Как жертвам, так и испуганным свидетелям не было никакого смысла взывать к власти в лице синьора Пьоцци: он хоть и любил обрушивать на головы учащихся гневные проклятия, но Шипио не наказывал никогда. Он был глух ко всяким обвинениям в адрес мальчика. Не имевший потомства, он относился к Шипио как к сыну, а кроме того, видел в нем обильный источник дохода, будущую поддержку на старости лет. Разговорившись (с ним это случалось редко), синьор Пьоцци обыкновенно предрекал, что через несколько лет Пьоццино начнет зарабатывать свыше трех тысяч дукатов в год — и, конечно же, вспомнит о своем старом учителе. И уж тогда все одиннадцать опер увидят свет рампы!

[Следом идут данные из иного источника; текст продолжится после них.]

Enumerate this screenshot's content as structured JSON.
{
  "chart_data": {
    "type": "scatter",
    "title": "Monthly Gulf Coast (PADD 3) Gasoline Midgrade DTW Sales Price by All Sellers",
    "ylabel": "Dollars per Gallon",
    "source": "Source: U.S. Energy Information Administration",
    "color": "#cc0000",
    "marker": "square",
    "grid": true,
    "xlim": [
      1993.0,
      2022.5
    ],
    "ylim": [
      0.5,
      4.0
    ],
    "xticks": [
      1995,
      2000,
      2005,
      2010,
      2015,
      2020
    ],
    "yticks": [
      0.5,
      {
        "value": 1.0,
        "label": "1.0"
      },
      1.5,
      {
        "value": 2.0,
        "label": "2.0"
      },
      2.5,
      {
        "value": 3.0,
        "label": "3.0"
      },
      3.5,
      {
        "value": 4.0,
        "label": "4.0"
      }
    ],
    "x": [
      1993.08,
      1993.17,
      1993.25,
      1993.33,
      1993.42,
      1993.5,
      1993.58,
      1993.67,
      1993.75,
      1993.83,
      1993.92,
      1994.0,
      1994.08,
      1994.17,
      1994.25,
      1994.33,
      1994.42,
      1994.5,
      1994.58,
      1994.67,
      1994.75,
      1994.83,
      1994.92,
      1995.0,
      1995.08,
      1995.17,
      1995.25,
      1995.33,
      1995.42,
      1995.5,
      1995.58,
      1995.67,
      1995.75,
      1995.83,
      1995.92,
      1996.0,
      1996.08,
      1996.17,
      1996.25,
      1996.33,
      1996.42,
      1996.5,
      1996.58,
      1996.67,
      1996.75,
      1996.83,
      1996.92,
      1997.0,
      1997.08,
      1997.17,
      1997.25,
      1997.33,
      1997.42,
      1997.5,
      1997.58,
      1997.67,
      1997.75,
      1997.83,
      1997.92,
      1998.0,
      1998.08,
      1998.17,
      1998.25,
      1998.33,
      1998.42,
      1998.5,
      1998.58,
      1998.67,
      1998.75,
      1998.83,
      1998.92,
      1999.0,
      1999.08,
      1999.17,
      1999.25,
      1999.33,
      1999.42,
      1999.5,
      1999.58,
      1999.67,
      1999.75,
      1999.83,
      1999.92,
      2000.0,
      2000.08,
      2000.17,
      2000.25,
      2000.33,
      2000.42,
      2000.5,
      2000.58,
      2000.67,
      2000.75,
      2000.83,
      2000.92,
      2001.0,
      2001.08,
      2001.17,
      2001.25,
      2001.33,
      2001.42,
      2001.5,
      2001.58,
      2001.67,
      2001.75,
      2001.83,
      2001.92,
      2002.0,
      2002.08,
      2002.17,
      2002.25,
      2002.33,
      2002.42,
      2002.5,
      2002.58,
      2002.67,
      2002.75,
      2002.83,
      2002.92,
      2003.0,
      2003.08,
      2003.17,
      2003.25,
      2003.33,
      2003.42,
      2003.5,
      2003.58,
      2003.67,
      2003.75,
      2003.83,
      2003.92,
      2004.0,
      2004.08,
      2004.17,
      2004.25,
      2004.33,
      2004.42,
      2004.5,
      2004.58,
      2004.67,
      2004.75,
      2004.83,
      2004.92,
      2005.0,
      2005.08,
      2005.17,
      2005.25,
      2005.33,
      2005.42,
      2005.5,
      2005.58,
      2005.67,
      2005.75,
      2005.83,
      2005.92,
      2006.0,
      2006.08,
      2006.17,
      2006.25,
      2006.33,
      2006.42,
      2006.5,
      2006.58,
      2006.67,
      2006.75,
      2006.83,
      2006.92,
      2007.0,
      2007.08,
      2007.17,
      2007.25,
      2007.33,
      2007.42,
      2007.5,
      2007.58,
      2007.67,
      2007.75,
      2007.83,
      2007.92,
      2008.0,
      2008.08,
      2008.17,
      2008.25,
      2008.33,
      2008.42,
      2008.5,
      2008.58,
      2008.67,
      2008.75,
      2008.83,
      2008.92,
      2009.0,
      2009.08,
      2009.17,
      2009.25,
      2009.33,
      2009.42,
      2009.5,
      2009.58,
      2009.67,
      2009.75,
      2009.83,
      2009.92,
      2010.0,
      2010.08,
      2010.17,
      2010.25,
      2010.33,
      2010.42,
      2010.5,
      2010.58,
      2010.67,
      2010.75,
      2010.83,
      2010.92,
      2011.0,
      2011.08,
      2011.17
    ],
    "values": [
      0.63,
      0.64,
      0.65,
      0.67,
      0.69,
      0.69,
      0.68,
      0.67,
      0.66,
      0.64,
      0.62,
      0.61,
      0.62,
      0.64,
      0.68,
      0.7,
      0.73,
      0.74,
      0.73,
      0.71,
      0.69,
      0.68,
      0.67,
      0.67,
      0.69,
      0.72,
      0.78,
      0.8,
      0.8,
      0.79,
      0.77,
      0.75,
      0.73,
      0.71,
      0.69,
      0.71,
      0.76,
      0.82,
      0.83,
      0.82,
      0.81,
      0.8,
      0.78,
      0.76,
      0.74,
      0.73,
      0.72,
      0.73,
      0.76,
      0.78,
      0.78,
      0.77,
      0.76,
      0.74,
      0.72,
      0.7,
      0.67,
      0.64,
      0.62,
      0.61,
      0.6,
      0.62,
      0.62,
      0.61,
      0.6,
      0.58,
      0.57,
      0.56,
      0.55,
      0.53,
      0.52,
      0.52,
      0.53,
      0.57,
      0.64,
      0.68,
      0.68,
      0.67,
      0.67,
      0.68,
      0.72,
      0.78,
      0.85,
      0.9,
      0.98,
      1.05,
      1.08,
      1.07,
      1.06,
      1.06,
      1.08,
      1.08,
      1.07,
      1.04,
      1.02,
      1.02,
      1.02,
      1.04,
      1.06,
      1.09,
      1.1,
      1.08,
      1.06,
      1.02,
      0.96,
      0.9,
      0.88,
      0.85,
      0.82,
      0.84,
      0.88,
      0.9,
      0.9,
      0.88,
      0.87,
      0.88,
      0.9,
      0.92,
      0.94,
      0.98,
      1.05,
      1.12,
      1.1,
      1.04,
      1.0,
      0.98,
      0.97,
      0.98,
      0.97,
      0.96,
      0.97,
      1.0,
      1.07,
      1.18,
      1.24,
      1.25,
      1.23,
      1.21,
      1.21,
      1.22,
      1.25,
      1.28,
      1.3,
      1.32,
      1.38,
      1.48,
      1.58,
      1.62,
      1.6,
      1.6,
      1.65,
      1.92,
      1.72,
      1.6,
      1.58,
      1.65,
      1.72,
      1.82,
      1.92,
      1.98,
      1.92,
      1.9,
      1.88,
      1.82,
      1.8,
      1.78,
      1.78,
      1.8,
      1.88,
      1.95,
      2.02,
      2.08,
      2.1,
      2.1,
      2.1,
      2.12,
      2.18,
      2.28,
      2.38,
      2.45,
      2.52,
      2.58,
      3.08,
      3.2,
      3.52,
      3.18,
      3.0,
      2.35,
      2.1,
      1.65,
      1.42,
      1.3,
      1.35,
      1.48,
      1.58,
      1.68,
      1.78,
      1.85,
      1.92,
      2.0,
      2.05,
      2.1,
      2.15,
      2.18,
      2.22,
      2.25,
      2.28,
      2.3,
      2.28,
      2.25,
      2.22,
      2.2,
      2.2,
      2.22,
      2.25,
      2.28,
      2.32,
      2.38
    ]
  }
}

Однако синьор Пьоцци не знал о Шипио того, что знали другие ученики. Маленький негодяй часто разглагольствовал о том, что расстался бы с жирным уродом хоть сейчас, если бы не контракт, который сдуру подписал при поступлении в школу; но едва истечет срок проклятого контракта — только его здесь и видели!
— И выброшу вас, гаденышей, из головы, — неизменно добавлял он в конце, причем слушателей такая перспектива не особенно огорчала.
Тристано встретил это маленькое чудовище на второй или третий день после своего приезда, а новоприбывшие ученики бывали особенно беззащитны перед его жестокими выходками.
— Деревенщина! — припечатал он Тристано, увидев его впервые после утрени. Шипио стоял на каменной лестнице. Вместо знаменитого сопрано, чаровавшего недавно собрание верующих в храме Мадонны ди Лорето в Риме, Тристано услышал безобразный визг:
— Дубина стоеросовая! Не вздумай наследить своими погаными лапами на моей лестнице!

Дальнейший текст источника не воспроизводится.